The kernels and solvers implemented in FLOWPanel are parallelized (threaded) in CPU by default. However, in order to activate the CPU parallelization, the user needs to launch Julia with multi-threading activated. For instance, to launch Julia with 4 threads:

$ julia --threads 4

You can then verify that the 4 threads became available:

julia> Threads.nthreads()
4

Porting to GPU

The solver can be seamlessly ported to GPU by indicating the type of array to be used internally. The Julia GPU interface is the same for any GPU hardware and platform (NVIDIA CUDA, AMD ROCm, and Mac Metal), however, we have only tested NVIDIA GPUs.

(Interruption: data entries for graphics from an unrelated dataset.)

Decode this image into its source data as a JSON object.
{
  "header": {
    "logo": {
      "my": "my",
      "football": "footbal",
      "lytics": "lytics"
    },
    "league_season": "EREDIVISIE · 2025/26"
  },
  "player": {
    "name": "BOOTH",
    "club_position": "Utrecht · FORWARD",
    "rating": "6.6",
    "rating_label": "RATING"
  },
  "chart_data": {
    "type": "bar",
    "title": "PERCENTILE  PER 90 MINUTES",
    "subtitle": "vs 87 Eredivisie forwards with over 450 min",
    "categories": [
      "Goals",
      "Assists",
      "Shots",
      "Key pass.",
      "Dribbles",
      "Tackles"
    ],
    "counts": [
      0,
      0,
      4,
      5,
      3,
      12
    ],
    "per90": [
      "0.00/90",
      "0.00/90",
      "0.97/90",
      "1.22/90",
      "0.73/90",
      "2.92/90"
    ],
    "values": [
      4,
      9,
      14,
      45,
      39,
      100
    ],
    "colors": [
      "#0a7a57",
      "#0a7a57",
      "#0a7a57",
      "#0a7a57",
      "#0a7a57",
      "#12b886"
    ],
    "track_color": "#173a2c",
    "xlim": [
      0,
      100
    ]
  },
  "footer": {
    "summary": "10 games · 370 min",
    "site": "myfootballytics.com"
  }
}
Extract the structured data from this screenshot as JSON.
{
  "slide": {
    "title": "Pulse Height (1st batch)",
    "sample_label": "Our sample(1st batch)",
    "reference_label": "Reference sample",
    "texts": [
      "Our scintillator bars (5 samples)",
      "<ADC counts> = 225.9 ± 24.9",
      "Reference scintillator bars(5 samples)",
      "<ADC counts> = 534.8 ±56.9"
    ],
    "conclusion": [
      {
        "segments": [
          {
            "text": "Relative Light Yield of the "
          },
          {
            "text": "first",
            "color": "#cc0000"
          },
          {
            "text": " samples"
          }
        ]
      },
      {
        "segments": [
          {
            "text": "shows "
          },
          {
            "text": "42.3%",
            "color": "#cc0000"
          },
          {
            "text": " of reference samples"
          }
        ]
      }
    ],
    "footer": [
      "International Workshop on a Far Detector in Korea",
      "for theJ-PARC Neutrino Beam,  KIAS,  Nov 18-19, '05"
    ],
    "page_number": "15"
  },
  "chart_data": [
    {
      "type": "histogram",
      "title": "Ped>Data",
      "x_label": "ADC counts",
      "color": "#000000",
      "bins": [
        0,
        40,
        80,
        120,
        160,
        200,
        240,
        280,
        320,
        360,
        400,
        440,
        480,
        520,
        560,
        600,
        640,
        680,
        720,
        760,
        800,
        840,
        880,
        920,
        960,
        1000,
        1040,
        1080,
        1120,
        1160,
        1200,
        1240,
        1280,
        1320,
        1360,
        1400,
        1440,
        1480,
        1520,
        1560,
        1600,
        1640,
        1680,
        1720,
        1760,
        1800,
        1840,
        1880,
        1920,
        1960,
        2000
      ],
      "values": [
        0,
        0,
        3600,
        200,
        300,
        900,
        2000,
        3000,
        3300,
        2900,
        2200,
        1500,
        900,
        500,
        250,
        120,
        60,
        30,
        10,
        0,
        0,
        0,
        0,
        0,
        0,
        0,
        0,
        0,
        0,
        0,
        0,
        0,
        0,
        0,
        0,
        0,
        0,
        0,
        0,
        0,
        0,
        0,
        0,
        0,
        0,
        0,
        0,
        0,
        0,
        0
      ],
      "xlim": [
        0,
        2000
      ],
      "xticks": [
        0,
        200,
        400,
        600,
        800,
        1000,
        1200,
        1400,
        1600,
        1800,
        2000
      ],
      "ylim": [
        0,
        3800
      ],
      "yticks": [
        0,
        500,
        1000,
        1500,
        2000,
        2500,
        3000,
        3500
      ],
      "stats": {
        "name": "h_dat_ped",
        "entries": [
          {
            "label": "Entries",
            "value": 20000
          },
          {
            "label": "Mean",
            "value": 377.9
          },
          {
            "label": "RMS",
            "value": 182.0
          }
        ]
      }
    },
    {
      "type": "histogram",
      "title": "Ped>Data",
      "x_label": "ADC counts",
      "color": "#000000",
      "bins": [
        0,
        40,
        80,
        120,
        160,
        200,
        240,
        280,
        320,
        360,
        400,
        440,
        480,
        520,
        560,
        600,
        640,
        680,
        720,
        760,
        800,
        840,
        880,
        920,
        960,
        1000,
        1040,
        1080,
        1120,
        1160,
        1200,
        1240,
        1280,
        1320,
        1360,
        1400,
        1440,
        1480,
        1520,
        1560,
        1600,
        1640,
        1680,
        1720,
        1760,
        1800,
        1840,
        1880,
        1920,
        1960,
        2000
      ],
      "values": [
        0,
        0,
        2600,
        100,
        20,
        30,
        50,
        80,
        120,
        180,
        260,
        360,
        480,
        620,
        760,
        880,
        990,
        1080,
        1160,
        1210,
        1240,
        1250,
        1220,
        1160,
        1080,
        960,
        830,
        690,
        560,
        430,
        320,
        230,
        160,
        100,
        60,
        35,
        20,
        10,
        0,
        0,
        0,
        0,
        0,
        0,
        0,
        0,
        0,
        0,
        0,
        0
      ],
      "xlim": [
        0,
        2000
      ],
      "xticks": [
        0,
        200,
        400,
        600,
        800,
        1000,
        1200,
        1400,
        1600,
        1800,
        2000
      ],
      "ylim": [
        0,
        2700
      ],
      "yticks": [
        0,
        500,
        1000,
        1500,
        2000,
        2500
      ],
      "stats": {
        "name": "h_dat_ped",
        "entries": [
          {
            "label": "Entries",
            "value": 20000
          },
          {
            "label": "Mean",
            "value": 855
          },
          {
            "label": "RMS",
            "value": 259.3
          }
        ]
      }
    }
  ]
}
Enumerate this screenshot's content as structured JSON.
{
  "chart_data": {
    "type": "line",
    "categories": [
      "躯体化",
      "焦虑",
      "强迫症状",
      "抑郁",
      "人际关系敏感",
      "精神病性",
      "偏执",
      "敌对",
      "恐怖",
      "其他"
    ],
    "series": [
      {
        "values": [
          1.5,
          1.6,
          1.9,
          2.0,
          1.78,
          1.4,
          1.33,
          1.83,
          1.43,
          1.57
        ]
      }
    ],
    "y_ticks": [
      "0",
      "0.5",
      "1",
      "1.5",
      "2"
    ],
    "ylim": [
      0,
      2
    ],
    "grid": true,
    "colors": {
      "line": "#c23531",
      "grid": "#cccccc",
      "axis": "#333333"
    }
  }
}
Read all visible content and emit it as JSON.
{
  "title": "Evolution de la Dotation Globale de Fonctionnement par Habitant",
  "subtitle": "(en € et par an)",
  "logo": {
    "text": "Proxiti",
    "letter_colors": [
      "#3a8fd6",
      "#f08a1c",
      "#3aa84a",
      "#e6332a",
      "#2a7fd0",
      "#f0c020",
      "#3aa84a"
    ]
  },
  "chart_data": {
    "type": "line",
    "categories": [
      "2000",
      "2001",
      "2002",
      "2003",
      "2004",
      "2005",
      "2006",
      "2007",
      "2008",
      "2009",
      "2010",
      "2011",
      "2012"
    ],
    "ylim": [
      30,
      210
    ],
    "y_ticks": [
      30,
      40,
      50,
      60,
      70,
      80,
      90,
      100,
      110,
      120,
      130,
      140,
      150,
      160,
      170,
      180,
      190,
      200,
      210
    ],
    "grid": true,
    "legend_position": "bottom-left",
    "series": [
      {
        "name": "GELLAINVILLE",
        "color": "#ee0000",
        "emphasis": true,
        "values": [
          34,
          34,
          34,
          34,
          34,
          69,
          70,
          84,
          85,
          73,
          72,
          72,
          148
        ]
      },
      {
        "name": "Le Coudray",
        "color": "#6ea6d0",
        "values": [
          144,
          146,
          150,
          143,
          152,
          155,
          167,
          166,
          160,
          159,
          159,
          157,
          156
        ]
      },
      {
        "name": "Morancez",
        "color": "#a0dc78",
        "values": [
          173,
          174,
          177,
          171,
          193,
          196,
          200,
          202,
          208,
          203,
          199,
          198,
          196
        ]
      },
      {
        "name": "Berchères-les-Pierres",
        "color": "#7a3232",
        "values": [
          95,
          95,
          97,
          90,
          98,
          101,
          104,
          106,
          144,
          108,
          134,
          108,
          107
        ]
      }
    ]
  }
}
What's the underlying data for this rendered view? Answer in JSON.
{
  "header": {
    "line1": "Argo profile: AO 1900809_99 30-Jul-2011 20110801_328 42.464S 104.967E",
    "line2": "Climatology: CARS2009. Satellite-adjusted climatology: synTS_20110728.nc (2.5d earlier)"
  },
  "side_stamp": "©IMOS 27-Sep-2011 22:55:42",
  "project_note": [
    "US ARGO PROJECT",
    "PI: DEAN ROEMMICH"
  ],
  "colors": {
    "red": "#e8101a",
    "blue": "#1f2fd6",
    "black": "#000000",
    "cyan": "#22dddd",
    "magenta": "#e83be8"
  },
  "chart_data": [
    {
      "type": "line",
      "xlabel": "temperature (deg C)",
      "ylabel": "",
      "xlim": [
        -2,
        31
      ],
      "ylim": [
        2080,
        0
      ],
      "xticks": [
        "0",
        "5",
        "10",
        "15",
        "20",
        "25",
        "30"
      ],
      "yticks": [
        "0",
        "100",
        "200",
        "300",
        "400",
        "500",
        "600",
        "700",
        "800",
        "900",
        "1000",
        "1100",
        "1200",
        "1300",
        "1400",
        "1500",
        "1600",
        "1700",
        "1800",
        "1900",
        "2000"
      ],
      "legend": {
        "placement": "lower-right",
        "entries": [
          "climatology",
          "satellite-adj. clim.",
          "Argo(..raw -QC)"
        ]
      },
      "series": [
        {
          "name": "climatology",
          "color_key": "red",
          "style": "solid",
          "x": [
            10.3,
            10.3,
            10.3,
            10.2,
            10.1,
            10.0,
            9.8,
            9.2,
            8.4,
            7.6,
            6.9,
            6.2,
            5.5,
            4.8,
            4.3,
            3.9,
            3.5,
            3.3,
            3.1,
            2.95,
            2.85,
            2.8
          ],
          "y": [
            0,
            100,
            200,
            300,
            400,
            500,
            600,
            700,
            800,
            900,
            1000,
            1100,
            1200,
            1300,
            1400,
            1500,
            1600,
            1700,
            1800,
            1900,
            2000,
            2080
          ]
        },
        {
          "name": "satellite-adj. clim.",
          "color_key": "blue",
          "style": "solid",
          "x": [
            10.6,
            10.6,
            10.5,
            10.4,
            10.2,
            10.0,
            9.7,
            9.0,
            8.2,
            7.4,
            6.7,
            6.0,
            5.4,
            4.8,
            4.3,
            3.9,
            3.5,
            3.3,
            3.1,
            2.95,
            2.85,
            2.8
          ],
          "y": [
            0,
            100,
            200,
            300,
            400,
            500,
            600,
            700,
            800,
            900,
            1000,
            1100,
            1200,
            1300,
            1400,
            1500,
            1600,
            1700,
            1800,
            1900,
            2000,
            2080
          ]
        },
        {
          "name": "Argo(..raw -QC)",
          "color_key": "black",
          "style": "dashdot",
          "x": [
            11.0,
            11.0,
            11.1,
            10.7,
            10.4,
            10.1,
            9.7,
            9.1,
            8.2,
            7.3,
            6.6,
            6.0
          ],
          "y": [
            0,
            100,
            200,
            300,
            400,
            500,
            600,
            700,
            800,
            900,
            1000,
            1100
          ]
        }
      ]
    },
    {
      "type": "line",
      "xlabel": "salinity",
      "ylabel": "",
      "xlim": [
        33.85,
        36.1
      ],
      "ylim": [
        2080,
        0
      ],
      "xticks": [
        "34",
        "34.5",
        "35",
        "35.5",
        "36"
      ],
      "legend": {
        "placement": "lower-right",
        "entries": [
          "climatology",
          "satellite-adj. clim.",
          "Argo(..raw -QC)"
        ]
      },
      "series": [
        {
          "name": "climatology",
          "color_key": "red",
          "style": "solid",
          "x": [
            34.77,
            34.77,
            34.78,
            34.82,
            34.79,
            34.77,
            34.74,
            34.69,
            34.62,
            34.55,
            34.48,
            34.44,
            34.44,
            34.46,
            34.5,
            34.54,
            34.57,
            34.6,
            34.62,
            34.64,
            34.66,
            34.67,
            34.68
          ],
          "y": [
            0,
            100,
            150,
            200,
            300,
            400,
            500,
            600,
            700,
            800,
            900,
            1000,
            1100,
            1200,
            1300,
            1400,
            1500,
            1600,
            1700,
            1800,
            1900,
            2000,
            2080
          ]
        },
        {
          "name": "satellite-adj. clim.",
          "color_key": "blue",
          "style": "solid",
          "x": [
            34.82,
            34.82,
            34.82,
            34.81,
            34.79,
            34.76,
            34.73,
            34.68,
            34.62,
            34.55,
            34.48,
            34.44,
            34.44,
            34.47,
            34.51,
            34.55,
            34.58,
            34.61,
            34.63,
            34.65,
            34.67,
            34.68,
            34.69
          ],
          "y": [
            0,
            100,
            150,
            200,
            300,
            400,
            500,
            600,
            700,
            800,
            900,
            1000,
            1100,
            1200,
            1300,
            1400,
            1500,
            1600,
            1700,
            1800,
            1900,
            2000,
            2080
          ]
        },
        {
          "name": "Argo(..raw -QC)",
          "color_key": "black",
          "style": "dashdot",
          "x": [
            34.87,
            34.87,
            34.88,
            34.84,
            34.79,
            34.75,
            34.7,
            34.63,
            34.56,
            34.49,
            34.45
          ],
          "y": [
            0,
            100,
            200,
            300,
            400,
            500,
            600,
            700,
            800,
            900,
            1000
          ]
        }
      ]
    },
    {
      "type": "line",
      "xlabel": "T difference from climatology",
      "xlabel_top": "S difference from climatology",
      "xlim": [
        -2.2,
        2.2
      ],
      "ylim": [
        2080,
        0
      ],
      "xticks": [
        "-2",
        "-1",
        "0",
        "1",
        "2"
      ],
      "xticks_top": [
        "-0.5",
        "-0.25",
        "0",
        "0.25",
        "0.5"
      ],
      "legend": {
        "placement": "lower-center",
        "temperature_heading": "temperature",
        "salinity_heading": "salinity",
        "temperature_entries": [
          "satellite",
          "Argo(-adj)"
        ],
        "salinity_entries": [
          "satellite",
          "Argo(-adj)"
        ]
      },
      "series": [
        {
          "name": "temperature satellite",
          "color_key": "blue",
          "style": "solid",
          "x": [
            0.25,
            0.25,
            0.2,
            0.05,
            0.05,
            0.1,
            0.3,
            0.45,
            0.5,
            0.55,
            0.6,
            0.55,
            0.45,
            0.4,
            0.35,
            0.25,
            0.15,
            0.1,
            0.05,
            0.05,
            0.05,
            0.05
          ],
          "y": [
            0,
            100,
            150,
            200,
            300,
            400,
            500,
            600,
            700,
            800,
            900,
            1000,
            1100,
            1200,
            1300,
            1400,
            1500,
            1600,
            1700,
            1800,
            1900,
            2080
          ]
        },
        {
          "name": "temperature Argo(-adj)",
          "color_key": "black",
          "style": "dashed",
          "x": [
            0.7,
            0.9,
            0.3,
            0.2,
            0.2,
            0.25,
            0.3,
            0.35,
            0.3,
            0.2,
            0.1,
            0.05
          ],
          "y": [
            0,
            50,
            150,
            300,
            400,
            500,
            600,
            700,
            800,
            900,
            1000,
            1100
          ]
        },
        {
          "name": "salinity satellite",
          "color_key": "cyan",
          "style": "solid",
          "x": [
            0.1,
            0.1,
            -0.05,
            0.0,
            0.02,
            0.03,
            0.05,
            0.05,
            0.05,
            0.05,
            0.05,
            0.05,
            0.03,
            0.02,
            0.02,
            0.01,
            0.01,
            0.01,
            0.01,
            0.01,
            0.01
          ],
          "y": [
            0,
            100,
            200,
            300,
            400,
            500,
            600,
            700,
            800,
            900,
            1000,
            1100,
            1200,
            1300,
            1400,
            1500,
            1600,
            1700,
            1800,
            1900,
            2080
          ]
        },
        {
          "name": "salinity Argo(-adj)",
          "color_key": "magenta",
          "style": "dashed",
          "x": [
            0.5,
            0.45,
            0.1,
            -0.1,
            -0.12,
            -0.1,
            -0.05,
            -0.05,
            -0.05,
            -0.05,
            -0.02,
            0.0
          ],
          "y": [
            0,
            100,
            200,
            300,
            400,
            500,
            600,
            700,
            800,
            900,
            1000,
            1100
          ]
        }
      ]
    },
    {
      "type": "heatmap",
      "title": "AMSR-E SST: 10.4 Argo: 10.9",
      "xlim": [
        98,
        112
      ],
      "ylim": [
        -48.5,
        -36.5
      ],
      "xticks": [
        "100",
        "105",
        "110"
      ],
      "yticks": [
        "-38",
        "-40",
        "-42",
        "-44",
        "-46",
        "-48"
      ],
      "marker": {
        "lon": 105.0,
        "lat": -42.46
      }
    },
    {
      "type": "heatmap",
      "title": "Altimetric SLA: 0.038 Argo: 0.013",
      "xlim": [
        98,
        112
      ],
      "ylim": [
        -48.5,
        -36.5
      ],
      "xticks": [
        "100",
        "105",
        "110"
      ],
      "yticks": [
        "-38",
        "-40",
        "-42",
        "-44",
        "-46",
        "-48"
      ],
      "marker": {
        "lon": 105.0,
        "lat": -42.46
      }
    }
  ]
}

For an NVIDIA GPU, first import the CUDA package before running the code of the previous section,

julia> import CUDA

check that the GPU hardware is ready to be used,

julia> CUDA.functional()
true

and instead of letting the solver default its internal arrays to CPU, change the solver call from

julia> pnl.solve(body, Uinfs, Das, Dbs)

to

julia> pnl.solve(body, Uinfs, Das, Dbs; GPUArray=CUDA.CuArray{Float32})

For AMD GPU:

julia> import AMDGPU
julia> AMDGPU.functional()
true
julia> AMDGPU.functional(:MIOpen)
true
julia> pnl.solve(body, Uinfs, Das, Dbs; GPUArray=AMDGPU.ROCArray{Float32})

For Metal GPU:

julia> import Metal
julia> Metal.functional()
true
julia> pnl.solve(body, Uinfs, Das, Dbs; GPUArray=Metal.MtlArray{Float32})
GPU

We have only tested NVIDIA GPUs